Note:
This topic has been translated from a Chinese forum by GPT and might contain errors.Original topic: tikv单机多实例部署以后,发现经常会出现oom

Deployment details are as follows:
A total of 6 servers
3 servers deploy TiDB and PD, each with 3 instances
3 servers deploy TiKV (3 instances per server) and TiFlash (1 instance per server), totaling 9 TiKV and 3 TiFlash
Server configuration: Hygon G5 7285 (2.0GHz/32 cores/64MB/190W) ×2 + 512G memory
Using
dmesg -T | grep tidb-server or dmesg -T | grep oom
to check the kv servers, it can be seen that the kv service experiences OOM and restarts every 1 to 3 hours daily.
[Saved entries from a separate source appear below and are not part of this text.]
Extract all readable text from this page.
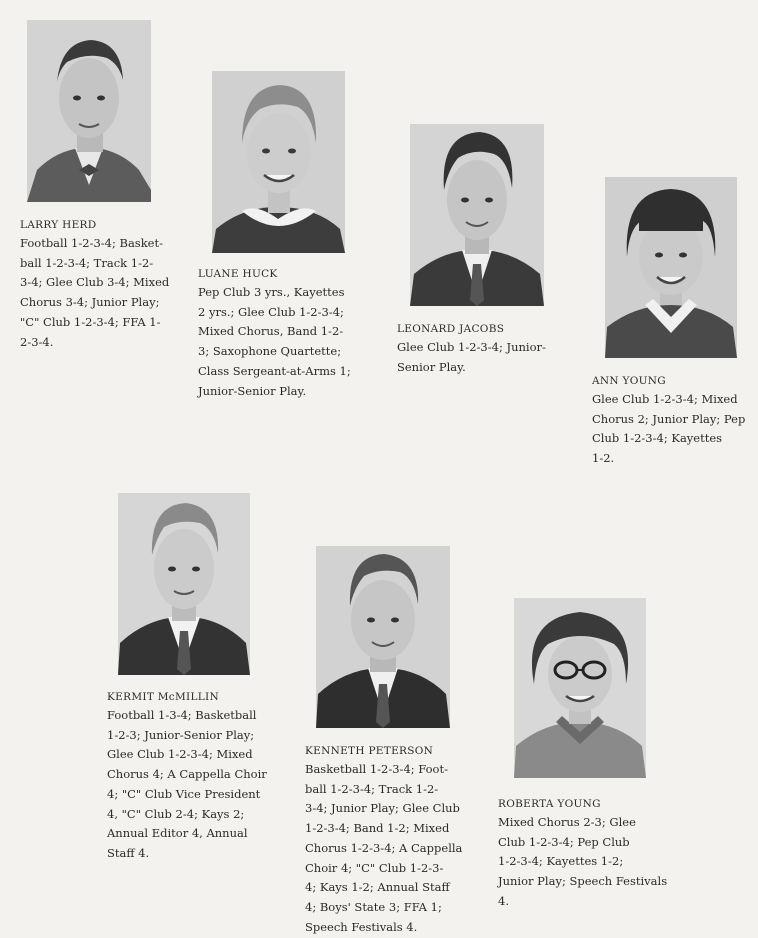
LARRY HERD
Football 1-2-3-4; Basket-
ball 1-2-3-4; Track 1-2-
3-4; Glee Club 3-4; Mixed
Chorus 3-4; Junior Play;
"C" Club 1-2-3-4; FFA 1-
2-3-4.
LUANE HUCK
Pep Club 3 yrs., Kayettes
2 yrs.; Glee Club 1-2-3-4;
Mixed Chorus, Band 1-2-
3; Saxophone Quartette;
Class Sergeant-at-Arms 1;
Junior-Senior Play.
LEONARD JACOBS
Glee Club 1-2-3-4; Junior-
Senior Play.
ANN YOUNG
Glee Club 1-2-3-4; Mixed
Chorus 2; Junior Play; Pep
Club 1-2-3-4; Kayettes
1-2.
KERMIT McMILLIN
Football 1-3-4; Basketball
1-2-3; Junior-Senior Play;
Glee Club 1-2-3-4; Mixed
Chorus 4; A Cappella Choir
4; "C" Club Vice President
4, "C" Club 2-4; Kays 2;
Annual Editor 4, Annual
Staff 4.
KENNETH PETERSON
Basketball 1-2-3-4; Foot-
ball 1-2-3-4; Track 1-2-
3-4; Junior Play; Glee Club
1-2-3-4; Band 1-2; Mixed
Chorus 1-2-3-4; A Cappella
Choir 4; "C" Club 1-2-3-
4; Kays 1-2; Annual Staff
4; Boys' State 3; FFA 1;
Speech Festivals 4.
ROBERTA YOUNG
Mixed Chorus 2-3; Glee
Club 1-2-3-4; Pep Club
1-2-3-4; Kayettes 1-2;
Junior Play; Speech Festivals
4.
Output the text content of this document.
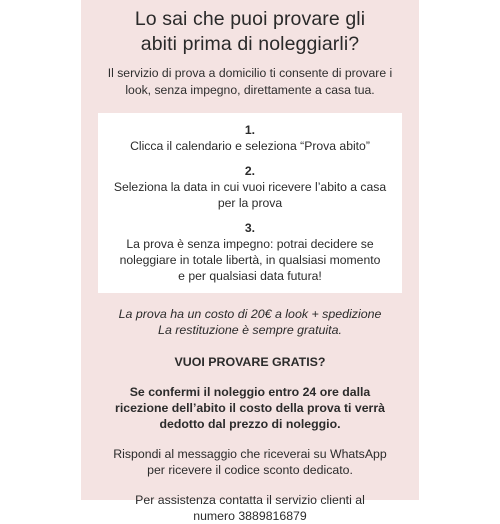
Lo sai che puoi provare gli
abiti prima di noleggiarli?

Il servizio di prova a domicilio ti consente di provare i
look, senza impegno, direttamente a casa tua.

1.
Clicca il calendario e seleziona “Prova abito”
2.
Seleziona la data in cui vuoi ricevere l’abito a casa
per la prova
3.
La prova è senza impegno: potrai decidere se
noleggiare in totale libertà, in qualsiasi momento
e per qualsiasi data futura!

La prova ha un costo di 20€ a look + spedizione
La restituzione è sempre gratuita.

VUOI PROVARE GRATIS?

Se confermi il noleggio entro 24 ore dalla
ricezione dell’abito il costo della prova ti verrà
dedotto dal prezzo di noleggio.

Rispondi al messaggio che riceverai su WhatsApp
per ricevere il codice sconto dedicato.

Per assistenza contatta il servizio clienti al
numero 3889816879
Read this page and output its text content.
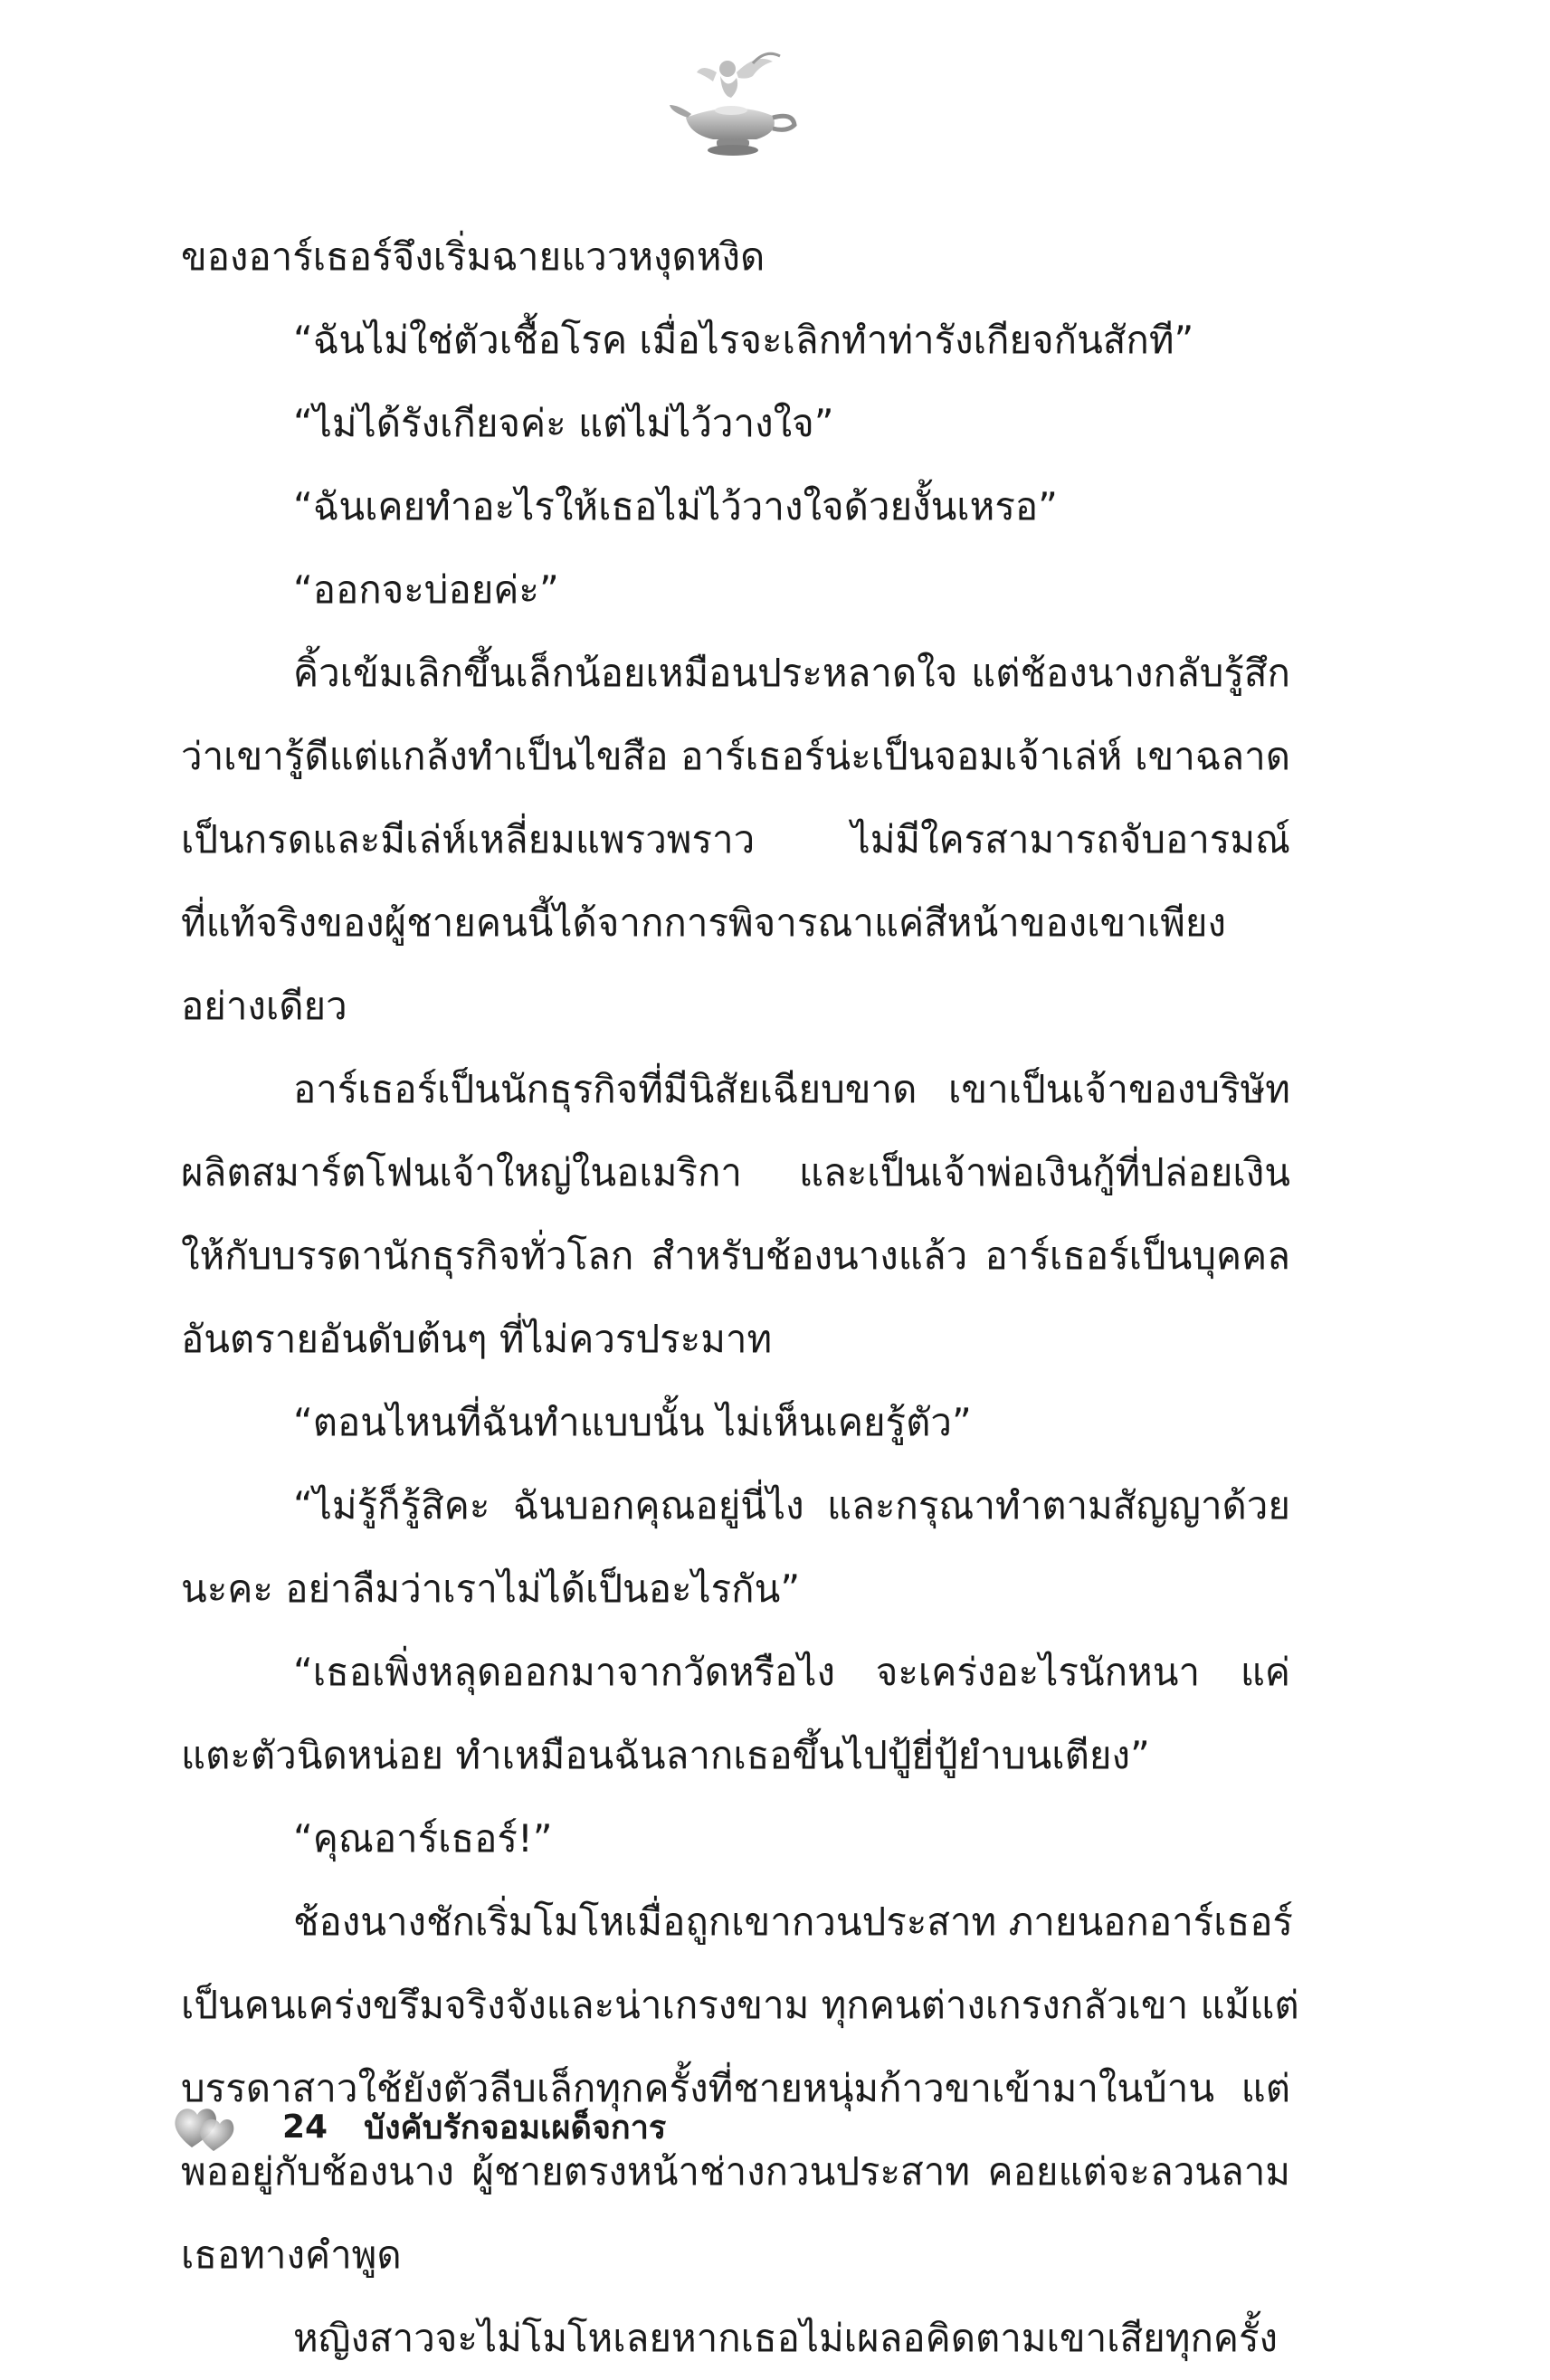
ของอาร์เธอร์จึงเริ่มฉายแววหงุดหงิด
“ฉันไม่ใช่ตัวเชื้อโรค เมื่อไรจะเลิกทำท่ารังเกียจกันสักที”
“ไม่ได้รังเกียจค่ะ แต่ไม่ไว้วางใจ”
“ฉันเคยทำอะไรให้เธอไม่ไว้วางใจด้วยงั้นเหรอ”
“ออกจะบ่อยค่ะ”
คิ้วเข้มเลิกขึ้นเล็กน้อยเหมือนประหลาดใจ แต่ช้องนางกลับรู้สึก
ว่าเขารู้ดีแต่แกล้งทำเป็นไขสือ อาร์เธอร์น่ะเป็นจอมเจ้าเล่ห์ เขาฉลาด
เป็นกรดและมีเล่ห์เหลี่ยมแพรวพราว ไม่มีใครสามารถจับอารมณ์
ที่แท้จริงของผู้ชายคนนี้ได้จากการพิจารณาแค่สีหน้าของเขาเพียง
อย่างเดียว
อาร์เธอร์เป็นนักธุรกิจที่มีนิสัยเฉียบขาด เขาเป็นเจ้าของบริษัท
ผลิตสมาร์ตโฟนเจ้าใหญ่ในอเมริกา และเป็นเจ้าพ่อเงินกู้ที่ปล่อยเงิน
ให้กับบรรดานักธุรกิจทั่วโลก สำหรับช้องนางแล้ว อาร์เธอร์เป็นบุคคล
อันตรายอันดับต้นๆ ที่ไม่ควรประมาท
“ตอนไหนที่ฉันทำแบบนั้น ไม่เห็นเคยรู้ตัว”
“ไม่รู้ก็รู้สิคะ ฉันบอกคุณอยู่นี่ไง และกรุณาทำตามสัญญาด้วย
นะคะ อย่าลืมว่าเราไม่ได้เป็นอะไรกัน”
“เธอเพิ่งหลุดออกมาจากวัดหรือไง จะเคร่งอะไรนักหนา แค่
แตะตัวนิดหน่อย ทำเหมือนฉันลากเธอขึ้นไปปู้ยี่ปู้ยำบนเตียง”
“คุณอาร์เธอร์!”
ช้องนางชักเริ่มโมโหเมื่อถูกเขากวนประสาท ภายนอกอาร์เธอร์
เป็นคนเคร่งขรึมจริงจังและน่าเกรงขาม ทุกคนต่างเกรงกลัวเขา แม้แต่
บรรดาสาวใช้ยังตัวลีบเล็กทุกครั้งที่ชายหนุ่มก้าวขาเข้ามาในบ้าน แต่
พออยู่กับช้องนาง ผู้ชายตรงหน้าช่างกวนประสาท คอยแต่จะลวนลาม
เธอทางคำพูด
หญิงสาวจะไม่โมโหเลยหากเธอไม่เผลอคิดตามเขาเสียทุกครั้ง
24 บังคับรักจอมเผด็จการ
The tikv_stderr.log is empty.
The global storage.block-cache.capacity has been configured to half of 512G memory/4, which is 62GB.
Global configuration is as follows:
tikv:
readpool.storage.use-unified-pool: false
readpool.coprocessor.use-unified-pool: true
storage.block-cache.capacity: 62GB
raftstore.apply-pool-size: 3
raftstore.store-pool-size: 3
server.grpc-concurrency: 8
Single TiKV configuration is as follows:
tikv_servers:
- host: 192.168.1.64
ssh_port: 22
port: 20160
status_port: 20180
deploy_dir: "/data/1/tidb-deploy/tikv-20160"
data_dir: "/data/1/tidb-data/tikv-20160"
log_dir: "/data/1/tidb-deploy/tikv-20160/log"
numa_node: "0"
config:
server.labels:
host: tikv64
- host: 192.168.1.64
ssh_port: 22
port: 20161
status_port: 20181
deploy_dir: "/data/2/tidb-deploy/tikv-20161"
data_dir: "/data/2/tidb-data/tikv-20161"
log_dir: "/data/2/tidb-deploy/tikv-20161/log"
numa_node: "1"
config:
server.labels:
host: tikv64
- host: 192.168.1.64
ssh_port: 22
port: 20162
status_port: 20182
deploy_dir: "/data/3/tidb-deploy/tikv-20162"
data_dir: "/data/3/tidb-data/tikv-20162"
log_dir: "/data/3/tidb-deploy/tikv-20162/log"
numa_node: "2"
config:
server.labels:
host: tikv64
Grafana->TiKV-Detail->RocksDB-KV->Block Cache Size panel is as follows:
The max of each TiKV instance has not reached the set 62GB.